T'was easy in the olden days
Two families travelling from Essex to summer hols in Norfolk. Four adults, three smallish kids, one 1960 Ford Popular, easy! Adult at each corner, kid in the middle at the back, another on a rear seat passenger's lap, and me proudly astride the handbrake on a cushion in between the front seats. Not especially epic, but started with a steady 60 mph up the A12, great journey. Now when we run out of seat belts I am told I have to stop loading.
(Fri 15th Jul 2011, 14:52, More)

» IT Support

Fire! fire!
1. I am working for a customer at an un-named hospital. The IT office is like an ante-room to the server room, visible through a window.

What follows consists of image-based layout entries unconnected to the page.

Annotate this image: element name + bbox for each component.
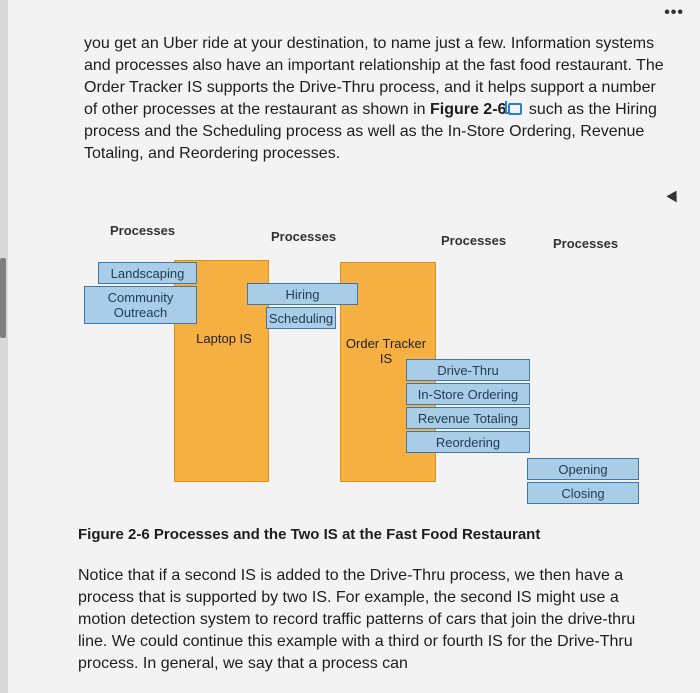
process-scheduling: Scheduling — [266, 307, 336, 329]
processes-header-3: Processes — [441, 233, 507, 248]
figure-reference-link[interactable]: Figure 2-6 — [429, 101, 507, 118]
process-drive-thru: Drive-Thru — [406, 359, 530, 381]
process-in-store-ordering: In-Store Ordering — [406, 383, 530, 405]
process-opening: Opening — [527, 458, 639, 480]
processes-header-2: Processes — [271, 229, 337, 244]
laptop-is-label: Laptop IS — [196, 331, 252, 346]
process-closing: Closing — [527, 482, 639, 504]
intro-text-after: such as the Hiring process and the Scheduling process as well as the In-Store Ordering, Revenue Totaling, and Reordering processes. — [84, 101, 657, 162]
process-landscaping: Landscaping — [98, 262, 197, 284]
processes-header-1: Processes — [110, 223, 176, 238]
more-dots-icon[interactable]: ••• — [664, 4, 684, 21]
body-paragraph: Notice that if a second IS is added to the Drive-Thru process, we then have a process that is supported by two IS. For example, the second IS might use a motion detection system to record traffic patterns of cars that join the drive-thru line. We could continue this example with a third or fourth IS for the Drive-Thru process. In general, we say that a process can — [78, 567, 636, 672]
order-tracker-is-label: Order Tracker IS — [345, 336, 427, 366]
process-hiring: Hiring — [247, 283, 358, 305]
process-revenue-totaling: Revenue Totaling — [406, 407, 530, 429]
process-community-outreach: Community Outreach — [84, 286, 197, 324]
process-reordering: Reordering — [406, 431, 530, 453]
figure-caption: Figure 2-6 Processes and the Two IS at the Fast Food Restaurant — [78, 526, 541, 543]
intro-text-before: you get an Uber ride at your destination, to name just a few. Information systems and processes also have an important relationship at the fast food restaurant. The Order Tracker IS supports the Drive-Thru process, and it helps support a number of other processes at the restaurant as shown in — [84, 35, 664, 118]
processes-header-4: Processes — [553, 236, 619, 251]
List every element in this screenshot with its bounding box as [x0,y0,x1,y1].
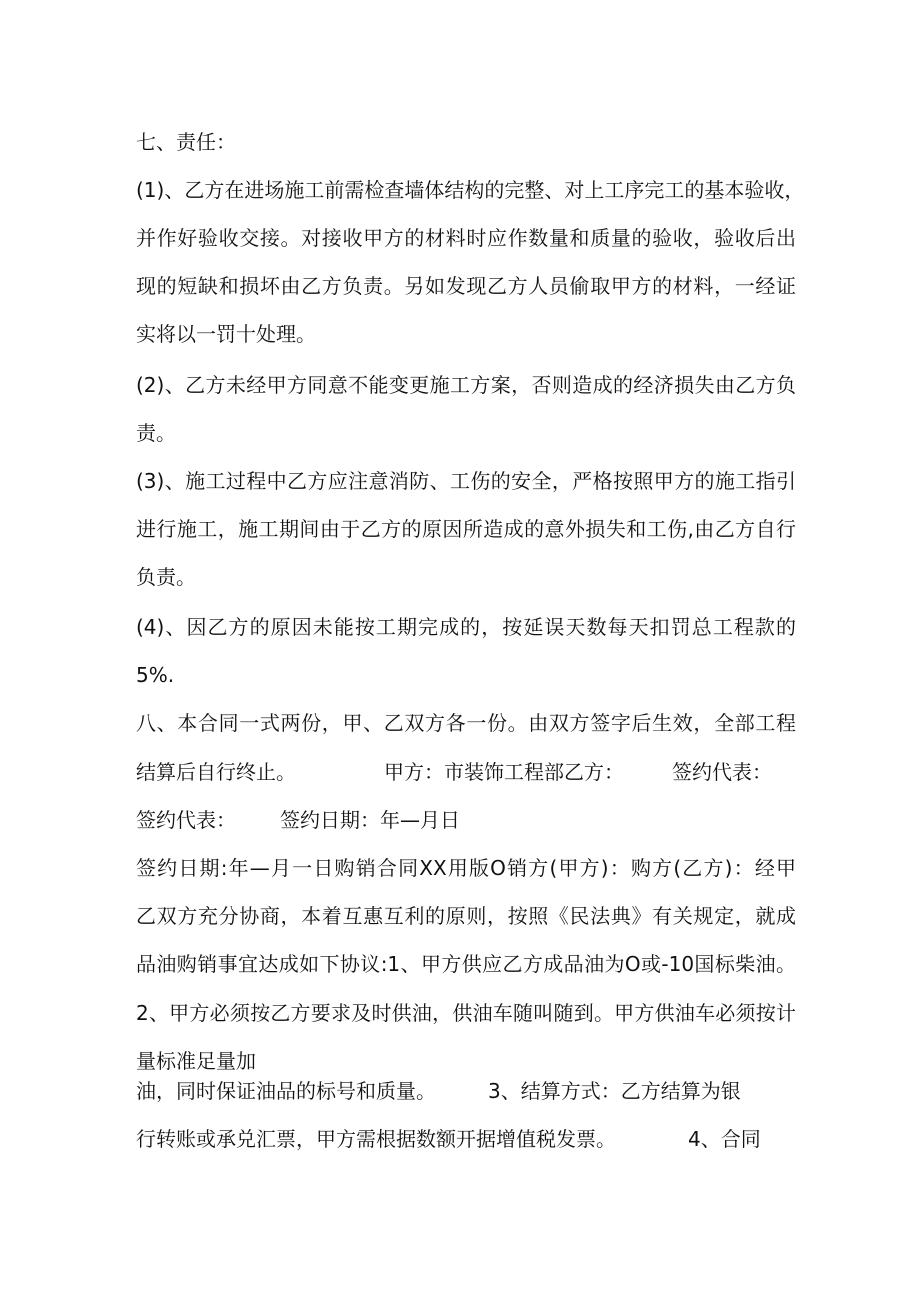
purchase-contract-line-6 [136,1078,796,1104]
clause-3-line-1: (3)、施工过程中乙方应注意消防、工伤的安全，严格按照甲方的施工指引 [136,469,796,493]
purchase-contract-line-5: 量标准足量加 [136,1049,256,1073]
clause-1-line-2: 并作好验收交接。对接收甲方的材料时应作数量和质量的验收，验收后出 [136,226,796,250]
signing-rep-label-1: 签约代表： [672,760,772,784]
section-7-heading: 七、责任： [136,130,236,154]
section-8-line-1: 八、本合同一式两份，甲、乙双方各一份。由双方签字后生效，全部工程 [136,711,796,735]
purchase-contract-line-4: 2、甲方必须按乙方要求及时供油，供油车随叫随到。甲方供油车必须按计 [136,1001,796,1025]
oil-quality-text: 油，同时保证油品的标号和质量。 [136,1079,436,1103]
signature-line [136,807,796,833]
purchase-contract-line-3: 品油购销事宜达成如下协议:1、甲方供应乙方成品油为O或-10国标柴油。 [136,952,796,976]
clause-1-line-4: 实将以一罚十处理。 [136,322,316,346]
purchase-contract-line-7 [136,1126,796,1152]
clause-4-line-2: 5%. [136,663,175,687]
purchase-contract-line-2: 乙双方充分协商，本着互惠互利的原则，按照《民法典》有关规定，就成 [136,904,796,928]
section-8-line-2 [136,759,796,785]
contract-item-4-text: 4、合同 [688,1127,761,1151]
party-a-label: 甲方：市装饰工程部乙方： [384,760,624,784]
purchase-contract-line-1: 签约日期:年—月一日购销合同XX用版O销方(甲方)：购方(乙方)：经甲 [136,856,796,880]
clause-1-line-1: (1)、乙方在进场施工前需检查墙体结构的完整、对上工序完工的基本验收， [136,178,805,202]
clause-2-line-2: 责。 [136,421,176,445]
clause-3-line-2: 进行施工，施工期间由于乙方的原因所造成的意外损失和工伤,由乙方自行 [136,517,796,541]
termination-text: 结算后自行终止。 [136,760,296,784]
clause-1-line-3: 现的短缺和损坏由乙方负责。另如发现乙方人员偷取甲方的材料，一经证 [136,274,796,298]
settlement-method-text: 3、结算方式：乙方结算为银 [488,1079,741,1103]
signing-rep-label-2: 签约代表： [136,808,236,832]
invoice-text: 行转账或承兑汇票，甲方需根据数额开据增值税发票。 [136,1127,616,1151]
clause-3-line-3: 负责。 [136,565,196,589]
signing-date-label-1: 签约日期：年—月日 [280,808,460,832]
clause-2-line-1: (2)、乙方未经甲方同意不能变更施工方案，否则造成的经济损失由乙方负 [136,373,796,397]
clause-4-line-1: (4)、因乙方的原因未能按工期完成的，按延误天数每天扣罚总工程款的 [136,615,796,639]
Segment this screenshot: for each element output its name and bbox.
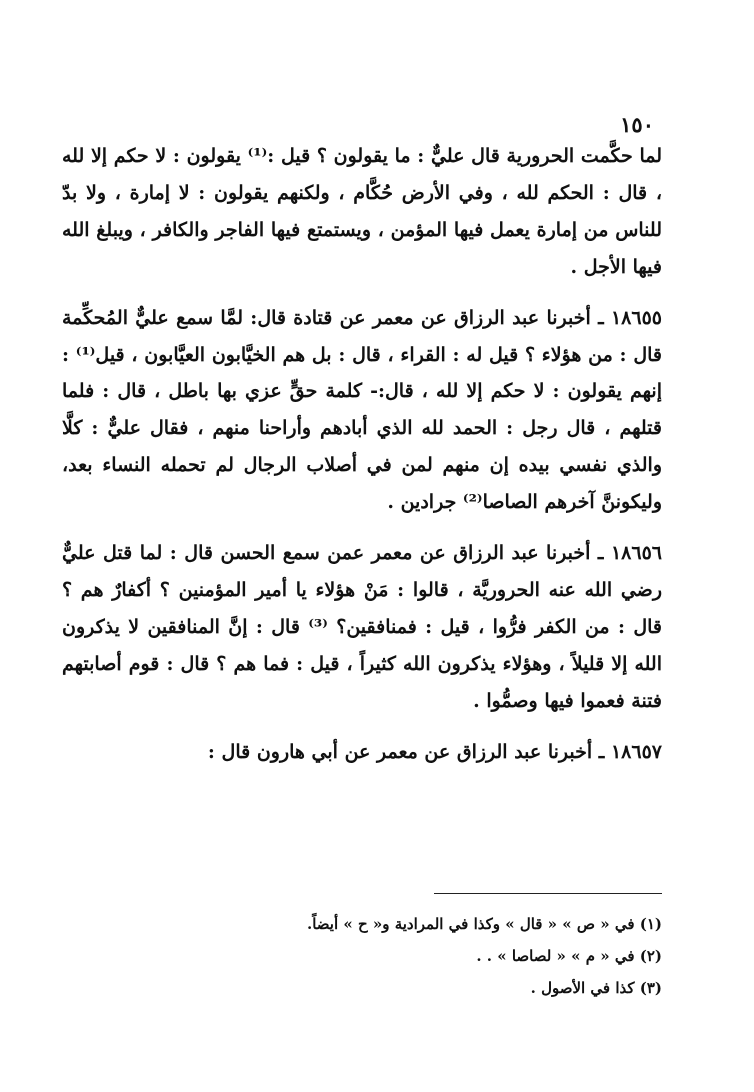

During the morning I see a building services guy coming and going to the server room with a small vacuum cleaner. The room is a bit dusty apparently so they are having a clean up. You are by now way ahead of me.

After lunch the IT team heads off to a meeting, leaving me under the supervision of a lowly tech who whiles away the time playing solitaire.

An hour passes, IT team leader is first to return from meeting and goes straight into the server room, from which he emerges a few seconds later with a face like the proverbial. "Have either of you two been in here?" "No." "The air conditioning is off!" This was confirmed after another few seconds when the heat tsunami rolling out of the server room door hit me. Of course the dust had triggered the smoke detectors which turn off the air con but other than that do nothing (sounding the fire alarm might have been good you'd have thought).

Never mind, both aircon and fire detector control panels are in the IT office. Just a matter of pressing a reset button. But the system had been changed recently (perhaps explaining non sounding of alarm) and the panel was new and there were no instructions. Half an hour later everybody from IT and building services, including management was assembled in the room, scratching their heads and unable to work the panels. Fans were deployed to try and suck the hot air out of the room and non essential servers had been powered down, including mine, so I had the rest of the afternoon off (result!).

I arrived the next day to find that it was late evening before they had managed to get everything switched on again. Except for the couple of external aircon units which had failed to power back up again, never having been switched off before, ever.
The vacuum cleaner bod was banned until the smoke detection problem could be solved - which it was by temporarily taping hospital issue latex gloves over the detectors.

2. We are monitoring equipment at an un-named council and see it disappear off the radar. We phone the customer who advises "we are having problems with false fire alarms, leave it with us". A day later no change and customer calls us: "Can you have a look at our servers, they keep setting the fire alarms off" (which in this server room causes the servers to be shut down). Our engineer toddles off to site. Draws customer's attention to sulfurous haze enveloping the machine room. "Could this be anything to do with it?" he enquires, pointing to the UPS with the fault light (and the gently bubbling acid). "Ahh...". Meanwhile all the manual switching on and automatic switching off of the servers had wrecked half a dozen power supplies and even spreading the redundant ones around left at least one server powerless until spares could be ordered (from a 3rd party support outfit who was rather suspicious of the quantity of simultaneous failures...).